The European Union has called on Kosovo and Serbia to avoid uncoordinated actions that are not in the spirit of normalizing relations and, as stated by the bloc, may have a negative impact on the situation on the ground.
This call was also made regarding the decision of the Central Bank of Kosovo, which has approved a regulation for cash transactions. This regulation stipulates that payments must be made only in euros, a decision seen by Serbia as a prohibition on payments in Serbian dinars.
The EU spokesperson, Peter Stano, responding to questions about the decision of the Central Bank of Kosovo, which will come into effect on February 1, stated that the European bloc is still analyzing this issue.
“We are still analyzing and seeking clarification on this decision, the motives, and the implications it may have… Kosovo and Serbia should avoid uncoordinated actions that do not align with the spirit of normalizing relations and that may have a negative impact on the situation on the ground,” said Stano.
He reiterated the call for both parties to address this issue within the framework of the dialogue for normalizing relations, mediated by the EU.
According to Kosovo’s Deputy Prime Minister, Besnik Bislimi, the particular importance of the Central Bank’s regulation lies in specifying the currency allowed for all banking and non-banking transactions in Kosovo, which in this case is the euro.
“Any citizen of the Republic of Kosovo who acts in violation of this has consistently been on the side of the lawbreaker,” Bislimi wrote on Facebook.
He stated that the Central Bank’s regulation “is not a product of political negotiations in Brussels” and as such “cannot have an impact on the overall progress” of the normalization process between Kosovo and Serbia.

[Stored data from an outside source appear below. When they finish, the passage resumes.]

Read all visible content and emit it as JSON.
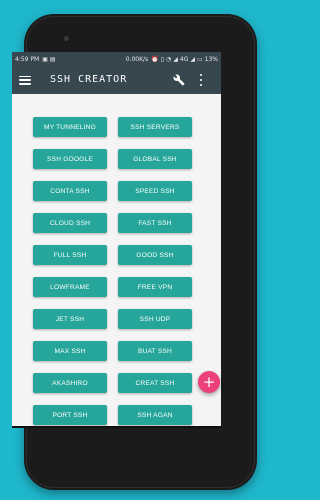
{
  "statusbar": {
    "time": "4:59 PM",
    "speed": "0.00K/s",
    "network": "4G",
    "battery": "13%"
  },
  "toolbar": {
    "title": "SSH CREATOR"
  },
  "buttons": [
    "MY TUNNELING",
    "SSH SERVERS",
    "SSH GOOGLE",
    "GLOBAL SSH",
    "CONTA SSH",
    "SPEED SSH",
    "CLOUD SSH",
    "FAST SSH",
    "FULL SSH",
    "GOOD SSH",
    "LOWFRAME",
    "FREE VPN",
    "JET SSH",
    "SSH UDP",
    "MAX SSH",
    "BUAT SSH",
    "AKASHIRO",
    "CREAT SSH",
    "PORT SSH",
    "SSH AGAN"
  ],
  "fab": {
    "label": "+"
  },
  "colors": {
    "background": "#1fb7cc",
    "toolbar": "#37474f",
    "button": "#26a69a",
    "fab": "#ec407a"
  }
}
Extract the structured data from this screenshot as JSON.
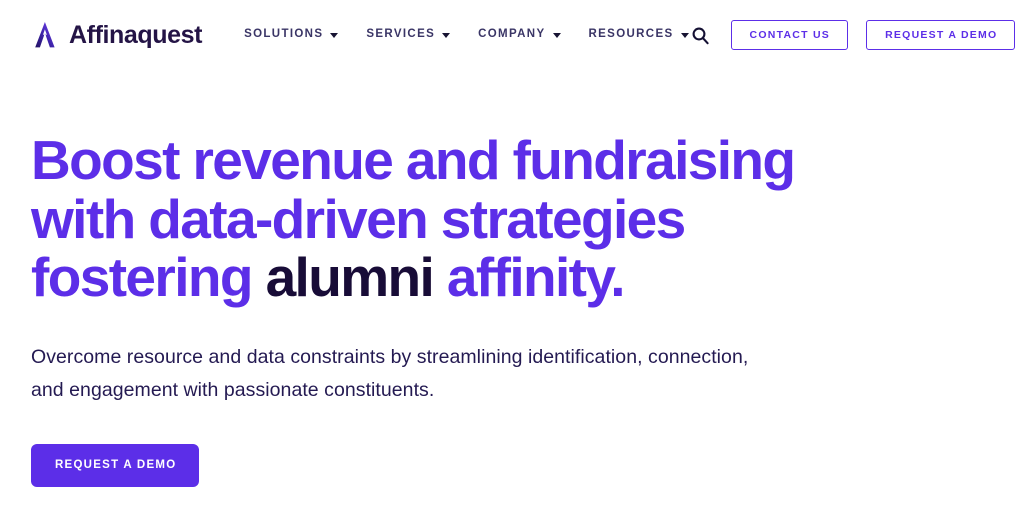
{
  "brand": {
    "name": "Affinaquest",
    "logo_icon": "affinaquest-a-mark-icon",
    "logo_gradient_from": "#2a1b6e",
    "logo_gradient_to": "#6f3cf5",
    "wordmark_color": "#241446"
  },
  "nav": {
    "items": [
      {
        "label": "SOLUTIONS",
        "has_dropdown": true,
        "caret_icon": "chevron-down-icon"
      },
      {
        "label": "SERVICES",
        "has_dropdown": true,
        "caret_icon": "chevron-down-icon"
      },
      {
        "label": "COMPANY",
        "has_dropdown": true,
        "caret_icon": "chevron-down-icon"
      },
      {
        "label": "RESOURCES",
        "has_dropdown": true,
        "caret_icon": "chevron-down-icon"
      }
    ],
    "link_color": "#3a3566"
  },
  "header_actions": {
    "search_icon": "search-icon",
    "contact_label": "CONTACT US",
    "demo_label": "REQUEST A DEMO"
  },
  "hero": {
    "title_line1": "Boost revenue and fundraising",
    "title_line2": "with data-driven strategies",
    "title_line3_part1": "fostering ",
    "title_line3_highlight": "alumni",
    "title_line3_part2": " affinity.",
    "subtitle_line1": "Overcome resource and data constraints by streamlining identification, connection,",
    "subtitle_line2": "and engagement with passionate constituents.",
    "cta_label": "REQUEST A DEMO"
  },
  "colors": {
    "accent_purple": "#5c2ee8",
    "dark_navy": "#180c37",
    "body_text": "#241a52",
    "background": "#ffffff"
  }
}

A few days ago, the EU’s Special Envoy for the Kosovo-Serbia dialogue, Miroslav Lajčák, expressed hope for a solution to avoid negative consequences. According to the European envoy, the information he received from Kosovo on this issue has been conveyed to Brussels, adding that he expects the EU to come up with a common stance on this matter.
The Director of the Office for Kosovo in the Serbian Government, Petar Petković, in a statement to the Serbian Radio Television, said he expects what Lajčák declared to be realized, meaning to find “a solution that will not end with negative consequences”.
The decision of the Central Bank of Kosovo has also been opposed by the Serb List, the largest party of Serbs in Kosovo enjoying the support of the official Belgrade. This party stated on January 18 that this decision of the “regime of [Kosovo Prime Minister] Albin Kurti” is a “decision to expel Serbs from these areas without the use of weapons”.
“After all forms of institutional violence used against the Serbian people by the authoritarian regime of [Kosovo Prime Minister, Albin] Kurti, which failed to expel all Serbs from Kosovo, he has now decided to ban the dinar in Kosovo and thus directly threaten the physical survival of the Serbian people,” stated the Serb List in its reaction.
In Kosovo, in all Serbian-majority settlements, the population uses the Serbian dinar for payments. Those working in Serbian institutions in Kosovo also receive their salaries in dinars. Pensions, according to the Serbian system, as well as child allowances and social benefits, are also paid in dinars.
Additionally, in areas where Serbs live, dinars are used in commercial establishments, and in the four northern municipalities with a Serbian majority, prices are in dinars.
The regulation approved by the Central Bank of Kosovo for cash operations states that non-euro currencies can only be used to be “held physically or in bank accounts” and can be used for international payments and currency exchange.